FAQ

Project basics

What is Agentic-DART, in one sentence?

An autonomous DFIR agent on the SANS SIFT Workstation that thinks like a senior analyst — architecture-first, not prompt-first.

What does DART stand for?

Detection And Response Team. See About the name for the full four-phase plan.

Why "Agentic-DART" and not "DART"?

The "Agentic" prefix signals that this is an autonomous loop, not a wrapper around an LLM. The work unit is the agent's iteration, not the prompt.

Is this a fork of something?

No. Original work, MIT licensed. The MCP protocol is from Anthropic, and Claude is the LLM used in live mode, but the architecture and code are independent.

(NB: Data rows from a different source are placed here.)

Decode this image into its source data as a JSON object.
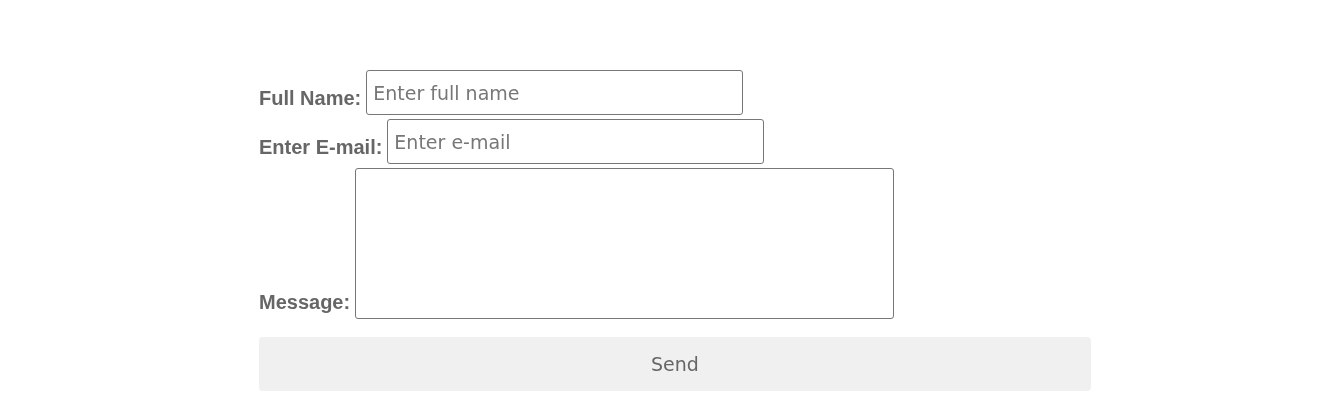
{
  "form": {
    "fields": [
      {
        "kind": "input",
        "label": "Full Name:",
        "placeholder": "Enter full name"
      },
      {
        "kind": "input",
        "label": "Enter E-mail:",
        "placeholder": "Enter e-mail"
      },
      {
        "kind": "textarea",
        "label": "Message:"
      }
    ],
    "submit_button": "Send"
  }
}
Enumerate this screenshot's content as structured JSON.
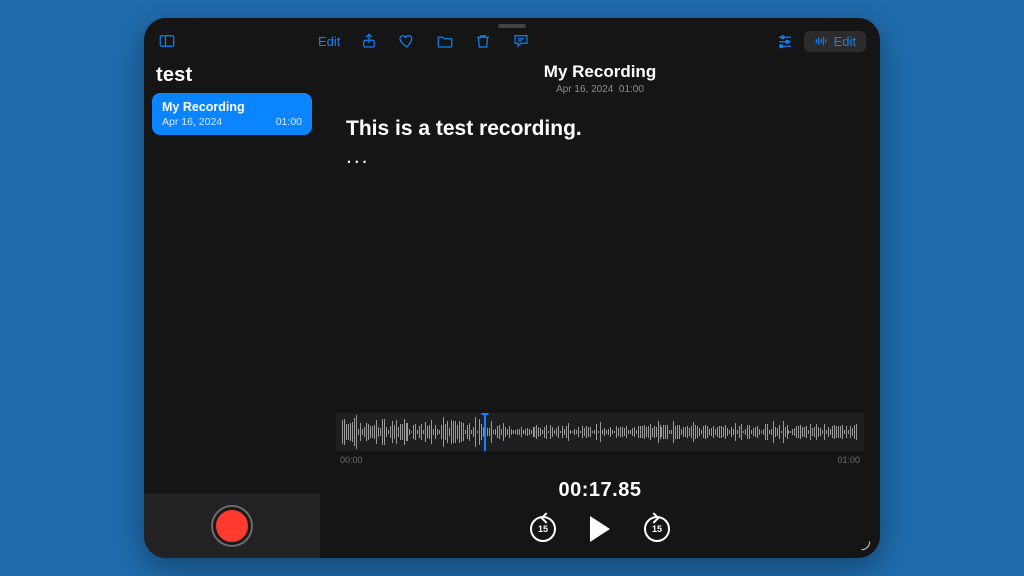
{
  "toolbar": {
    "edit_left": "Edit",
    "edit_right": "Edit"
  },
  "sidebar": {
    "title": "test",
    "items": [
      {
        "name": "My Recording",
        "date": "Apr 16, 2024",
        "duration": "01:00"
      }
    ]
  },
  "main": {
    "title": "My Recording",
    "sub_date": "Apr 16, 2024",
    "sub_dur": "01:00",
    "transcript": "This is a test recording.",
    "dots": "..."
  },
  "wave": {
    "start": "00:00",
    "end": "01:00"
  },
  "timecode": "00:17.85",
  "skip": {
    "back": "15",
    "fwd": "15"
  }
}
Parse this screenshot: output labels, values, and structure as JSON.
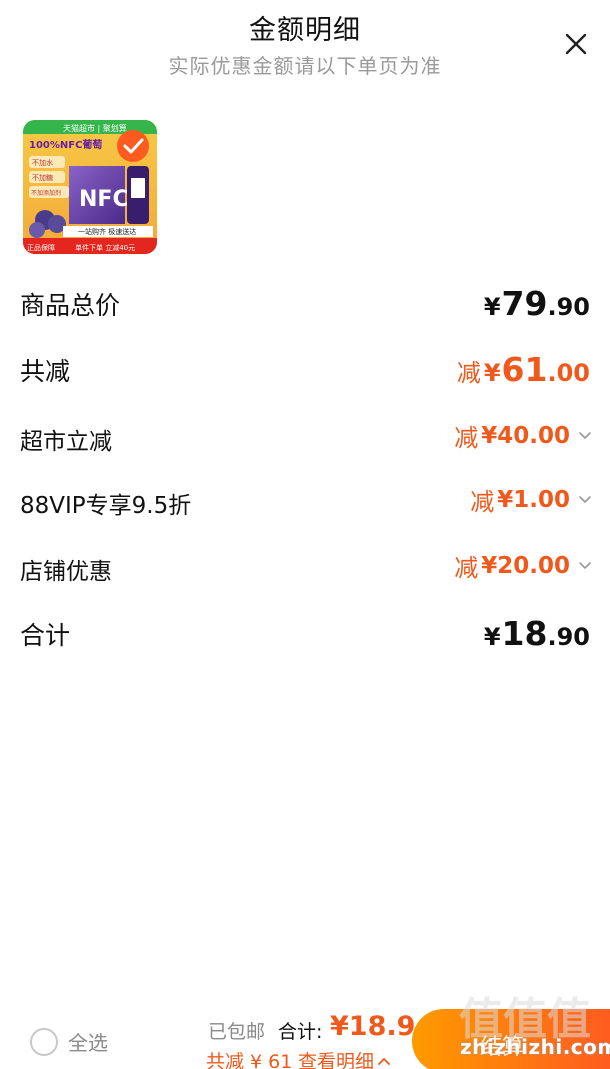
{
  "header": {
    "title": "金额明细",
    "subtitle": "实际优惠金额请以下单页为准"
  },
  "product": {
    "image": {
      "top_banner": "天猫超市 | 聚划算",
      "headline": "100%NFC葡萄",
      "tag_1": "不加水",
      "tag_2": "不加糖",
      "tag_3": "不加添加剂",
      "box_logo": "NFC",
      "strip": "一站购齐 极速送达",
      "bottom_left": "正品保障",
      "bottom_right": "单件下单 立减40元"
    }
  },
  "rows": {
    "total_price": {
      "label": "商品总价",
      "yen": "¥",
      "int": "79",
      "dec": ".90"
    },
    "total_discount": {
      "label": "共减",
      "prefix": "减",
      "yen": "¥",
      "int": "61",
      "dec": ".00"
    },
    "supermarket": {
      "label": "超市立减",
      "prefix": "减",
      "amount": "¥40.00"
    },
    "vip": {
      "label": "88VIP专享9.5折",
      "prefix": "减",
      "amount": "¥1.00"
    },
    "store": {
      "label": "店铺优惠",
      "prefix": "减",
      "amount": "¥20.00"
    },
    "sum": {
      "label": "合计",
      "yen": "¥",
      "int": "18",
      "dec": ".90"
    }
  },
  "footer": {
    "select_all": "全选",
    "shipping": "已包邮",
    "total_label": "合计:",
    "total_amount": "¥18.9",
    "saved": "共减 ¥ 61",
    "detail_link": "查看明细",
    "checkout": "结算"
  },
  "watermark": {
    "text": "zhizhizhi.com",
    "glyphs": "值值值"
  },
  "colors": {
    "accent": "#ef5a1c",
    "checkout_start": "#ff9a00",
    "checkout_end": "#ff5b1f",
    "muted": "#9a9a9a"
  }
}
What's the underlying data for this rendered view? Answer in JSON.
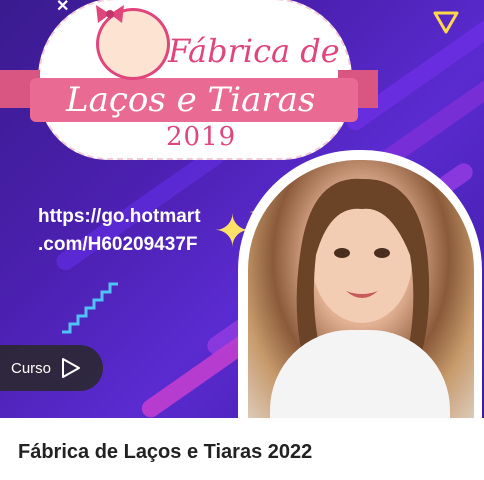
{
  "banner": {
    "logo": {
      "title_line1": "Fábrica de",
      "title_line2": "Laços e Tiaras",
      "year": "2019"
    },
    "url_text_line1": "https://go.hotmart",
    "url_text_line2": ".com/H60209437F",
    "icons": [
      "close-icon",
      "sparkle-icon",
      "play-triangle-icon",
      "ad-choices-icon"
    ]
  },
  "cta": {
    "curso_label": "Curso"
  },
  "course": {
    "title": "Fábrica de Laços e Tiaras 2022"
  },
  "colors": {
    "banner_purple": "#4b20b0",
    "logo_pink": "#e0457b",
    "ribbon_pink": "#e96a93",
    "sparkle_yellow": "#ffe066"
  }
}
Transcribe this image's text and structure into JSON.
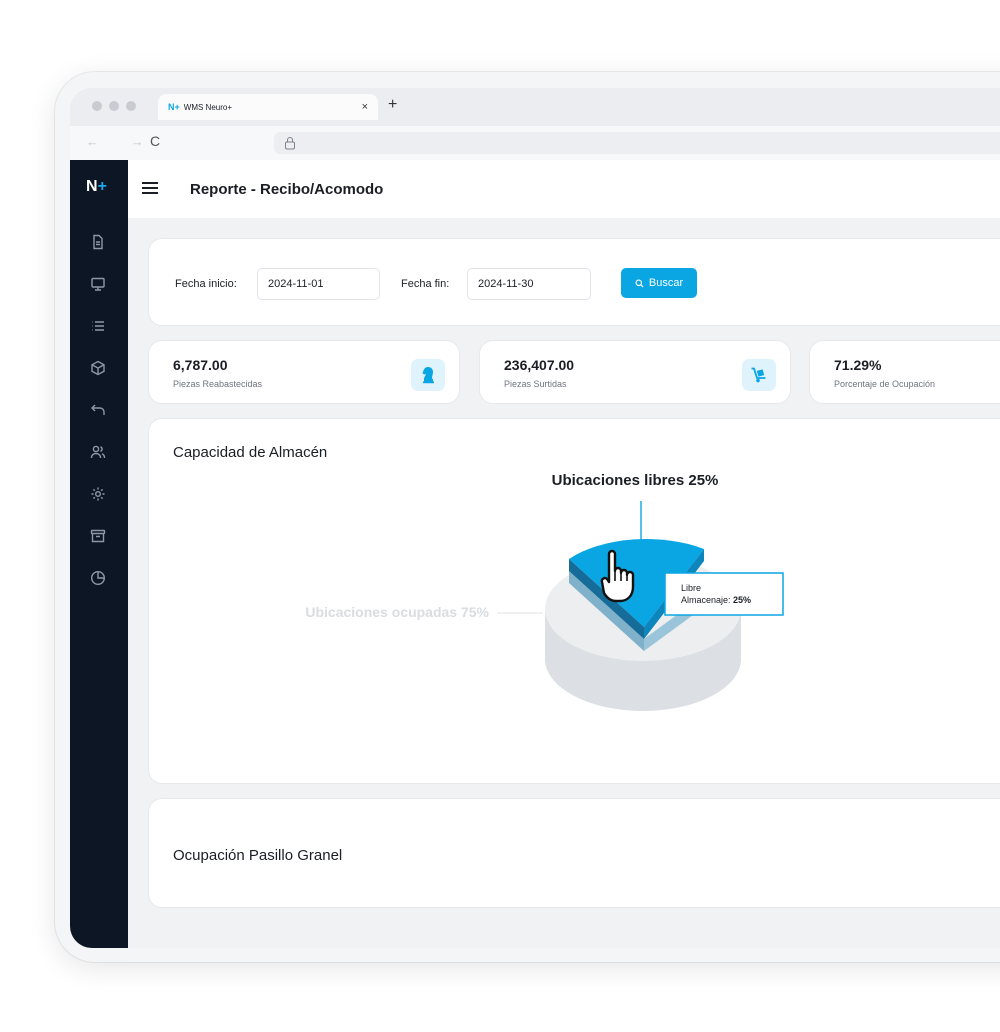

Why did you pick this hackathon?

SANS FIND EVIL! 2026 explicitly asks for autonomous DFIR systems on the SIFT Workstation. The judging criteria align cleanly with the architectural claims this project is making.

Technical

Is the MCP surface really fixed in size?

Yes. tests/test_mcp_surface.py asserts the exact positive set. If a 36th appears or one of the 35 disappears, the test fails on the next CI run.

Does Agentic-DART work without the Claude API?

Yes. The deterministic demo path (bash examples/demo-run.sh) runs end-to-end with no API key. Live mode (real Claude API + MCP stdio) is available but optional. See Live mode.

How big is the audit log?

~3-5 KB per MCP call. A typical 25-iteration run produces an audit log of around 120-200 KB. The chain is verified on every run; tampered logs are detected.

Why DuckDB and not SQLite?

DuckDB handles columnar joins on millions of rows orders of magnitude faster than SQLite, which matters for MFT-scale timeline correlation. SQLite is fine for the audit log; DuckDB is right for dart-corr.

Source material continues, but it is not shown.